AÜ Tıp Fakültesi Klinik İmmünoloji ve Romatoloji Bilim Dalı Başkanı Prof. Dr. Nurşen Düzgün de, Tiryaki'nin kaybından duyduğu üzüntüyü dile getirirken, “Benim kardeşimdi, çok güvenilir bir insandı. Kendisini tanımaktan gurur ve onur duydum. Prensip sahibiydi” dedi.
Ankara Üniversitesi Tıp Fakültesi emekli öğretim üyesi ve Ufuk Üniversitesi Tıp Fakültesi Öğretim Üyesi Prof.

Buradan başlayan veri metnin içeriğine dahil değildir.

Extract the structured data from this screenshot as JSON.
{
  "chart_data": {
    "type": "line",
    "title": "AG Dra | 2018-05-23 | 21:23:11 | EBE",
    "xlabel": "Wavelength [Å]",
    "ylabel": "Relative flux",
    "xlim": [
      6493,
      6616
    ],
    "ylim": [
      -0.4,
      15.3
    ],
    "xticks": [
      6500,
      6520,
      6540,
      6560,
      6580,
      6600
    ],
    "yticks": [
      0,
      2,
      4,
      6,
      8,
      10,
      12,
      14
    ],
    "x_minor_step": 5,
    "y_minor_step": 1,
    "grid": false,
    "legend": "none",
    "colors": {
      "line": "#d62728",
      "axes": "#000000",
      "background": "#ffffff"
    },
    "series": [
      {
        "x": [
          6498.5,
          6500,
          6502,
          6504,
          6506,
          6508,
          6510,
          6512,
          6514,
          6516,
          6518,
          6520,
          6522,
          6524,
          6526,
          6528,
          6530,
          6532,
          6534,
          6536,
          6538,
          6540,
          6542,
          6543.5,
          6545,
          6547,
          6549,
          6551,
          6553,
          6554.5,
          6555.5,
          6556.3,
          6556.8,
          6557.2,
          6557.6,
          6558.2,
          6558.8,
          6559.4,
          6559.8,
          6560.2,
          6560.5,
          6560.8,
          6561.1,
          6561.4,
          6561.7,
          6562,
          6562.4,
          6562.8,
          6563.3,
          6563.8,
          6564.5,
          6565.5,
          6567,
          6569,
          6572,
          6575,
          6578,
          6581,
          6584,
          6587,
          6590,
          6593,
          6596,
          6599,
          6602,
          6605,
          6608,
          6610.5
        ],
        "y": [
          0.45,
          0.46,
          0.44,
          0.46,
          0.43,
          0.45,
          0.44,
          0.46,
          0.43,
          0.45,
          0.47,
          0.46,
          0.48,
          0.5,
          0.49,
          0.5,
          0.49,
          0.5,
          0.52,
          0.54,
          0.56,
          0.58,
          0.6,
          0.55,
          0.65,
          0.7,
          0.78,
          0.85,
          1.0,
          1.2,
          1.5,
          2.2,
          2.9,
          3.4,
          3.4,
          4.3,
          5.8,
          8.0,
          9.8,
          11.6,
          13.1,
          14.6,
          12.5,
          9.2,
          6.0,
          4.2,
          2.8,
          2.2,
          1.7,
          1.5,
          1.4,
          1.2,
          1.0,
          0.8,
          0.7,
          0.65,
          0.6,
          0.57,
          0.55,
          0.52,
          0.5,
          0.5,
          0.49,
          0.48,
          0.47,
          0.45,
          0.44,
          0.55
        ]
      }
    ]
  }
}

Dr. Gürbüz Erdoğan da, fakültenin daha önce hiç bu kadar derin bir acı yaşamadığını belirterek, böyle bir kaybı ilk kez yaşadıklarını ifade etti. Prof. Dr. Tiryaki'nin seçkin, kendisini sürekli yenileyen, fakülteye büyük hizmetler yapan bir öğretim üyesi olduğunu dile getiren Erdoğan, şunları söyledi:
“Son yıllarını üzüntüyle geçirdi. Üzüntüleri oldu daha doğrusu... Ama bütün bu üzüntüleri içinde dünya ile o kadar barışık, o kadar mutlu görünmesini bilen bir insanı az tanıyorum. Benim kızım ve çok yakın bir arkadaşım gibiydi, her zaman çok şeyi bölüştük.
Geçen hafta beni ziyaret etti, yine konuştuk. Kızıyla problemleri vardı. Kendini yenilediği kadar, kendini geliştirdiği kadar kızını geliştirmek için çok uğraştı. Ona çok büyük emeklerle yeni ufuklar açmak istedi ama anlaşılıyor ki başarılı olamadı. Demek ki bu kadar değerli bir öğretim üyesinin yanında böyle bir evlat da olabilirmiş. Şundan eminim, eğer değerli kızının, kendisine göre sevgili kızının, bu teşebbüsü yarım kalsaydı, başarılı olamasaydı, Olcay bunu affeder, onu çok sever, geliştirmek için uğraşırdı.
Kaderle her zaman başa çıkılamıyor. Bu bir kötü kader. Olcay'ı bu kadar verimli bir çağında kaybetmemeliydik. Çok değerli bir akademisyendi.”
Tiryaki'nin yasalara, topluma, medeniyete, bilime son derece bağlı, “üniversal kuralları son derece dikkatle işleyen” değerli bir kişi olduğunu vurgulayan Erdoğan, “Öyle düşünüyorum ki, öyle hissetmek istiyorum ki, bu kadar ilgi, basının ve değerli öğretim üyelerinin, yakınlarının ilgisi onun ölüm şekliyle değil de, onun geçmiş güzel hayatıyla, değerli akademik hayatıyla ilgili olmalı. Böyle ümit etmek istiyorum ve diliyorum ki Sevgili Olcay, dünyada bulamadığı huzuru tatlı derin uykusunda bulsun ve çok rahat uyusun” diye konuştu.
Konuşmalar sırasında Prof. Dr. Tiryaki'nin fotoğrafları sahnede bulunan ekrana yansıtıldı. Tiryaki'nin kız kardeşi Fatoş Tiryaki ile diğer yakınları, çalışma arkadaşları, öğretim üyeleri ve öğrencilerinin katıldığı törende, gözyaşları dinmedi.
Prof. Dr. Tiryaki'nin naaşı, törenin ardından, cenaze namazının kılınacağı Kocatepe Camisi'ne getirildi.